Depending on what stage of your career you are currently in and how close you are to retirement, you may have seen a greater or lesser retirement pension loss than the average 29-year-old. But even smaller losses can have a real impact on the opportunities to earn compound interest over your decades-long career.
However, the retirement pension is a long-term investment which should fluctuate over time. So there’s probably no need to panic and make rash decisions about your nest egg. Instead, consider making a plan to regularly check in on your super and make logical, knowledgeable changes when needed.
How can you give your super the best chance at success?
While you can’t control the global stock market, there are things you can do to have more control over the success of your retirement nest egg, including:
Keep an eye on performance
Even some of Australia’s top super funds with the best past performance posted negative returns last year. But there are tools you can use to ensure your fund is still performing relatively well.

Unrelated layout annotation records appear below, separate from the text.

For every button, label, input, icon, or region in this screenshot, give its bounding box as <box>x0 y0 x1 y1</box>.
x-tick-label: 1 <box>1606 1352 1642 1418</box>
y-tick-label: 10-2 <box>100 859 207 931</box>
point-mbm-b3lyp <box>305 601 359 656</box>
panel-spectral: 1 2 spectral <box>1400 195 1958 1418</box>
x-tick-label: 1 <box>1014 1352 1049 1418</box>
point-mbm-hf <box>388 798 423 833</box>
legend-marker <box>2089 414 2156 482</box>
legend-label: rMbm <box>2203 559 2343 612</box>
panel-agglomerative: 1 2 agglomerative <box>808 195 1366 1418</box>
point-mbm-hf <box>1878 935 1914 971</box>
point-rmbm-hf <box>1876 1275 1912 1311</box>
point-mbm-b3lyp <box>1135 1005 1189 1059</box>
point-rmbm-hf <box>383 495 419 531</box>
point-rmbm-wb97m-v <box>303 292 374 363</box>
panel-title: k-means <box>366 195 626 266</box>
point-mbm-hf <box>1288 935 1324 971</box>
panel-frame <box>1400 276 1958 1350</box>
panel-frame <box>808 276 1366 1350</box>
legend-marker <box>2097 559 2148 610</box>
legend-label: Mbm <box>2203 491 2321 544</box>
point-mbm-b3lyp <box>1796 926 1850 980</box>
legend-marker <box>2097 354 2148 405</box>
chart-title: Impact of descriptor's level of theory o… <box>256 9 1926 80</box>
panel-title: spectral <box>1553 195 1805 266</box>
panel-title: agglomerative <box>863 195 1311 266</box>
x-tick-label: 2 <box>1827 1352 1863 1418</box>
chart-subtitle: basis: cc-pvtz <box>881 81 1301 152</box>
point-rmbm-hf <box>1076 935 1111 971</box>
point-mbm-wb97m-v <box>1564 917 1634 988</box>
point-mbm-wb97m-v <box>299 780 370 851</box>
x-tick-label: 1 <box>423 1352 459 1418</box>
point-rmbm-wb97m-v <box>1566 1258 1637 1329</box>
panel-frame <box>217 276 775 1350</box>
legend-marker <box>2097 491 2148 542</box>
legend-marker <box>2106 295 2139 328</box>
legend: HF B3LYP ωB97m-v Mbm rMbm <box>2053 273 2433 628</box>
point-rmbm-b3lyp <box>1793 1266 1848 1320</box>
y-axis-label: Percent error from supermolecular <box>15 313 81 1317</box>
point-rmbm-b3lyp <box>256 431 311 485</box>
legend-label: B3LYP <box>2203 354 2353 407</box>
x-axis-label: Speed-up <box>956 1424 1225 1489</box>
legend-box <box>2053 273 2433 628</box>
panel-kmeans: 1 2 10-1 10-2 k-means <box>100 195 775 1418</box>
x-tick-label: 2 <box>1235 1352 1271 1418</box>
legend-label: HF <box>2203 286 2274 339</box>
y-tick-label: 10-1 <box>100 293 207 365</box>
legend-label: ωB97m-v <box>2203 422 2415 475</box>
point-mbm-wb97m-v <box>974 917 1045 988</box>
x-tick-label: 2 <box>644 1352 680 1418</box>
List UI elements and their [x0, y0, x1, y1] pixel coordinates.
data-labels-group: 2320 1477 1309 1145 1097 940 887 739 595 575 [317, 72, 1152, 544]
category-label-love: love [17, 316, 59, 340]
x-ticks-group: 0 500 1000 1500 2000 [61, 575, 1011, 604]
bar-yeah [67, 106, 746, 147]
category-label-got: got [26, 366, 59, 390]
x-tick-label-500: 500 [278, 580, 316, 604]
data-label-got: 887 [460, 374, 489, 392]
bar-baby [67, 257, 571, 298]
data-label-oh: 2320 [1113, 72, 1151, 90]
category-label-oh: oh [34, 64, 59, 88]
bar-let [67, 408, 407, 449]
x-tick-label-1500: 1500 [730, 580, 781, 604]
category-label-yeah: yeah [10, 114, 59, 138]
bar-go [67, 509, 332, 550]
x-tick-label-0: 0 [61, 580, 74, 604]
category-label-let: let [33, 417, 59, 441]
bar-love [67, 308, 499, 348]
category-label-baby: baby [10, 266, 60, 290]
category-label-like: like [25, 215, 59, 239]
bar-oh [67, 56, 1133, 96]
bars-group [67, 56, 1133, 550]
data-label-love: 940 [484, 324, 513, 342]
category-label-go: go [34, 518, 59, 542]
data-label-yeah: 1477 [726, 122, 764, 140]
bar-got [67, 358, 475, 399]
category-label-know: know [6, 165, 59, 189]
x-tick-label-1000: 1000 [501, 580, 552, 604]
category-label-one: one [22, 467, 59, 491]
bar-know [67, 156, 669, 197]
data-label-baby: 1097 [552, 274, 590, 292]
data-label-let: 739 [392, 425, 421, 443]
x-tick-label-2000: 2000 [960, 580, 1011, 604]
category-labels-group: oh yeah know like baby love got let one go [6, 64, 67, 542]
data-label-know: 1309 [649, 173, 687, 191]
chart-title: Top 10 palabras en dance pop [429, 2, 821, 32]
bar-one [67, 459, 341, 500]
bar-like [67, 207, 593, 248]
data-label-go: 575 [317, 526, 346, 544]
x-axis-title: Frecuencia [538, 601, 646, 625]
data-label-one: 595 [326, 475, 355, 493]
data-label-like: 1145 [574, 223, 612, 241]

If you’re in an underperforming MySuper fund, you may soon find out after the release of the Australian Prudential Regulatory Authority (APRA) MySuper 2022 performance test results – which saw five out of 69 products fail. If so, it’s important to be proactive and consider better performing options.
If your fund passed the test or you are not a member of a MySuper fund, it is always worth benchmarking its performance against others to ensure it remains competitive. RateCity’s Super Fund Comparison Chart lets you compare performance over the past 5 years across a range of products and providers.
The next factor to consider is the amount of fees charged by your super fund. Fees can gradually eat into your balance over time, so it’s important to make sure you know exactly how much you’re paying in fees and what they cover.
If your super fund charges significantly higher fees than similar products, without offering any additional value, it might be time to consider your options.
Australian Revenue Authority (ATO) offers a handy tool for comparing MySuper products, including annual fees charged. And if you’re not a member of a MySuper fund, RateCity’s super comparison charts also provide estimated fees across a wide range of funds.
Make voluntary contributions
If you’re looking to grow your super balance at a faster rate than super collateral alone can achieve, you might want to consider making voluntary super contributions. You can do it in two ways:
- Pay contributions before tax – Pre-tax contributions are made by your employer on your behalf out of your pre-tax income. These payments, together with the super guarantee from your employer, constitute what is called your concessional contributions. They have a limit of $25,000 in total per fiscal year.
- Make after-tax contributions – If you reach the limit on concessional contributions, you can choose to make super contributions from your after-tax income, called non-concessional contributions. The amount of nonconcessional contributions you can make each fiscal year is capped at $100,000, for those with super balances below $1.6 million.